After `finalize()`, weights and compression statistics are frozen — the model is no longer expected to be modified. Depending on the compressor, `finalize()` may update the model in-place or operate on a copy; the returned `finalized_model` is what should be exported. The finalized model inherits the current training mode, so call `.eval()` on it before running inference or downstream conversion.

The finalized model can then be used to convert with [coreai-torch](https://github.com/apple/coreai-torch) to produce a Core AI model (`.aimodel`).
For details, see [Integration with Core AI](integration_coreai.md).

## Configs

Configs are how compression is specified in `coreai-opt`. They control compression at every level:

- A single specification applied globally — for example, “8-bit weight-only quantization on every supported module”.
- Module-type overrides — for example, “skip all `Linear` ops; use 4-bit on `Conv`s”.
- Per-module or per-op overrides, to target by name — for example, “leave the last linear layer unquantized; use 6-bit per-grouped-channel on the third self-attention module”.

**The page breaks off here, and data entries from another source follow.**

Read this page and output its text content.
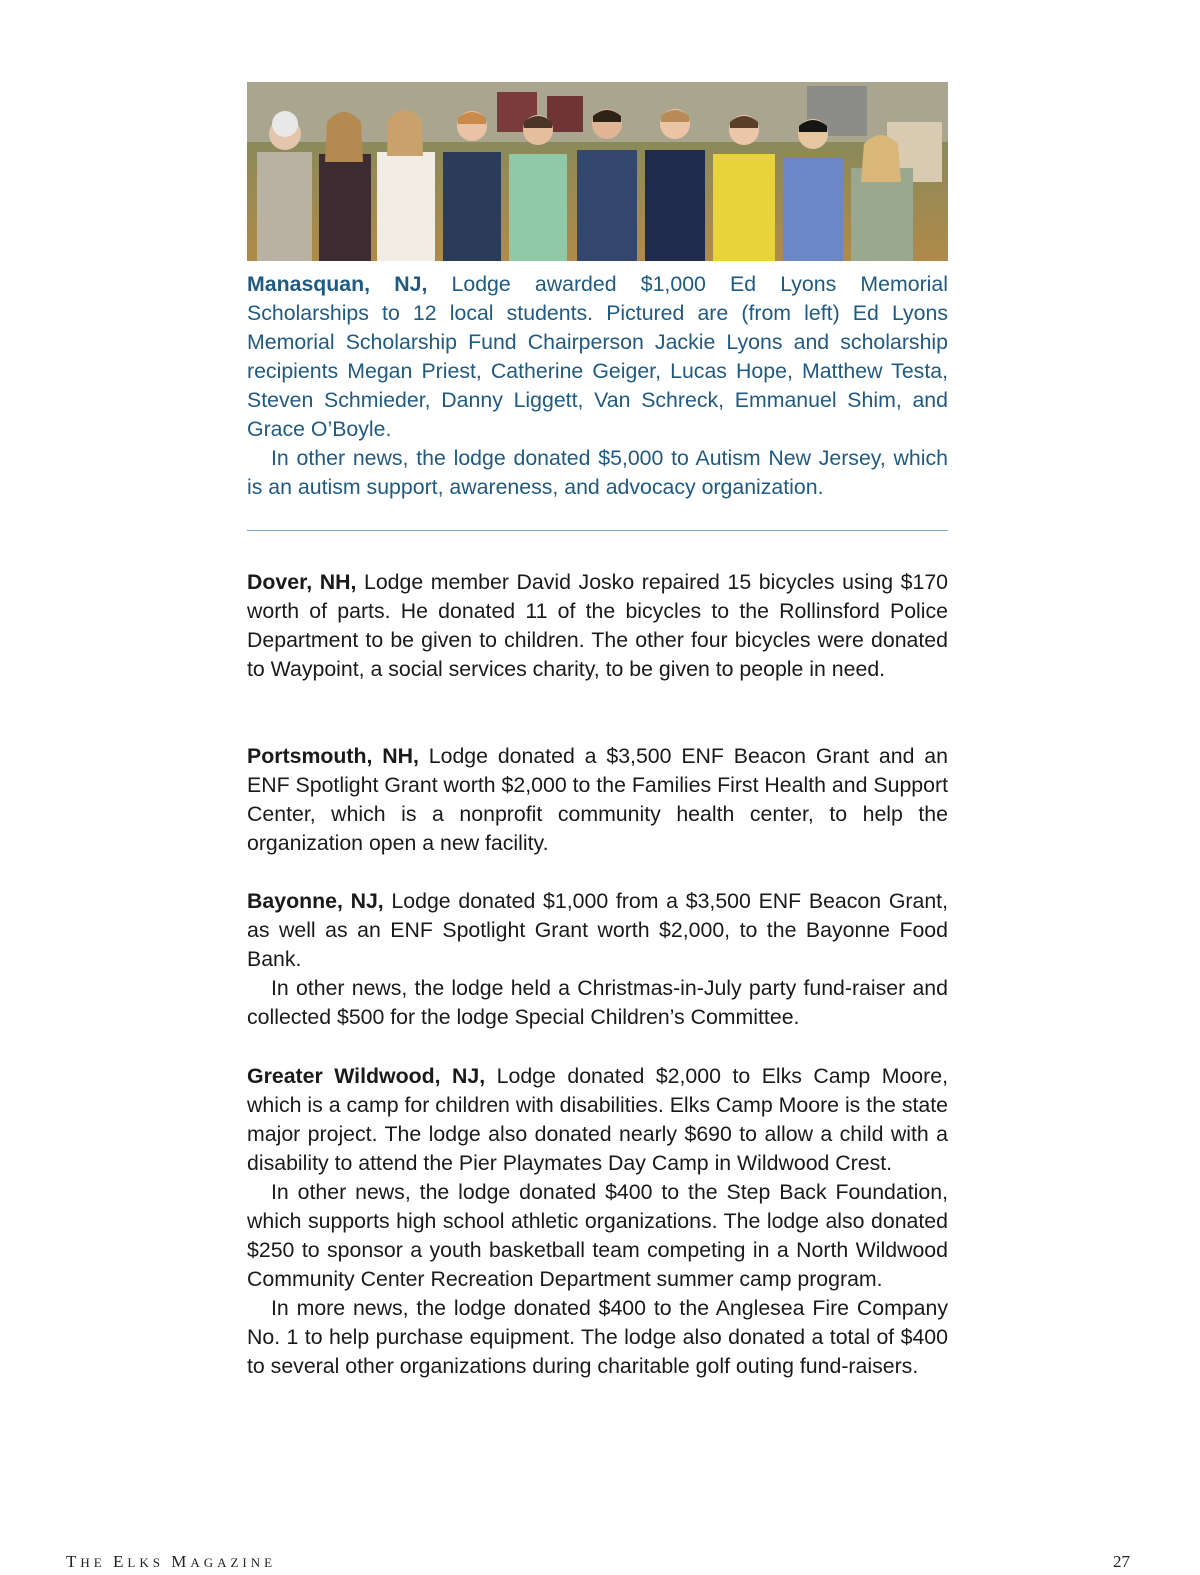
Manasquan, NJ, Lodge awarded $1,000 Ed Lyons Memorial Scholarships to 12 local students. Pictured are (from left) Ed Lyons Memorial Scholarship Fund Chairperson Jackie Lyons and scholarship recipients Megan Priest, Catherine Geiger, Lucas Hope, Matthew Testa, Steven Schmieder, Danny Liggett, Van Schreck, Emmanuel Shim, and Grace O’Boyle.

In other news, the lodge donated $5,000 to Autism New Jersey, which is an autism support, awareness, and advocacy organization.

Dover, NH, Lodge member David Josko repaired 15 bicycles using $170 worth of parts. He donated 11 of the bicycles to the Rollinsford Police Department to be given to children. The other four bicycles were donated to Waypoint, a social services charity, to be given to people in need.

Portsmouth, NH, Lodge donated a $3,500 ENF Beacon Grant and an ENF Spotlight Grant worth $2,000 to the Families First Health and Support Center, which is a nonprofit community health center, to help the organization open a new facility.

Bayonne, NJ, Lodge donated $1,000 from a $3,500 ENF Beacon Grant, as well as an ENF Spotlight Grant worth $2,000, to the Bayonne Food Bank.

In other news, the lodge held a Christmas-in-July party fund-raiser and collected $500 for the lodge Special Children’s Committee.

Greater Wildwood, NJ, Lodge donated $2,000 to Elks Camp Moore, which is a camp for children with disabilities. Elks Camp Moore is the state major project. The lodge also donated nearly $690 to allow a child with a disability to attend the Pier Playmates Day Camp in Wildwood Crest.

In other news, the lodge donated $400 to the Step Back Foundation, which supports high school athletic organizations. The lodge also donated $250 to sponsor a youth basketball team competing in a North Wildwood Community Center Recreation Department summer camp program.

In more news, the lodge donated $400 to the Anglesea Fire Company No. 1 to help purchase equipment. The lodge also donated a total of $400 to several other organizations during charitable golf outing fund-raisers.

THE ELKS MAGAZINE	27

This granularity supports iteration on the accuracy / size / latency trade-off: configs can be changed and the model re-prepared and re-evaluated until you reach the trade-off you want. [Mixed Precision Compression](../utils/mixed_precision.md) and the [Examples](../examples/model_examples.md) section show this iteration in practice.

For the full config surface — granularity options, presets, per-module overrides, YAML files — see [Quantization Config](../quantization/config.md) and [Palettization Config](../palettization/config.md).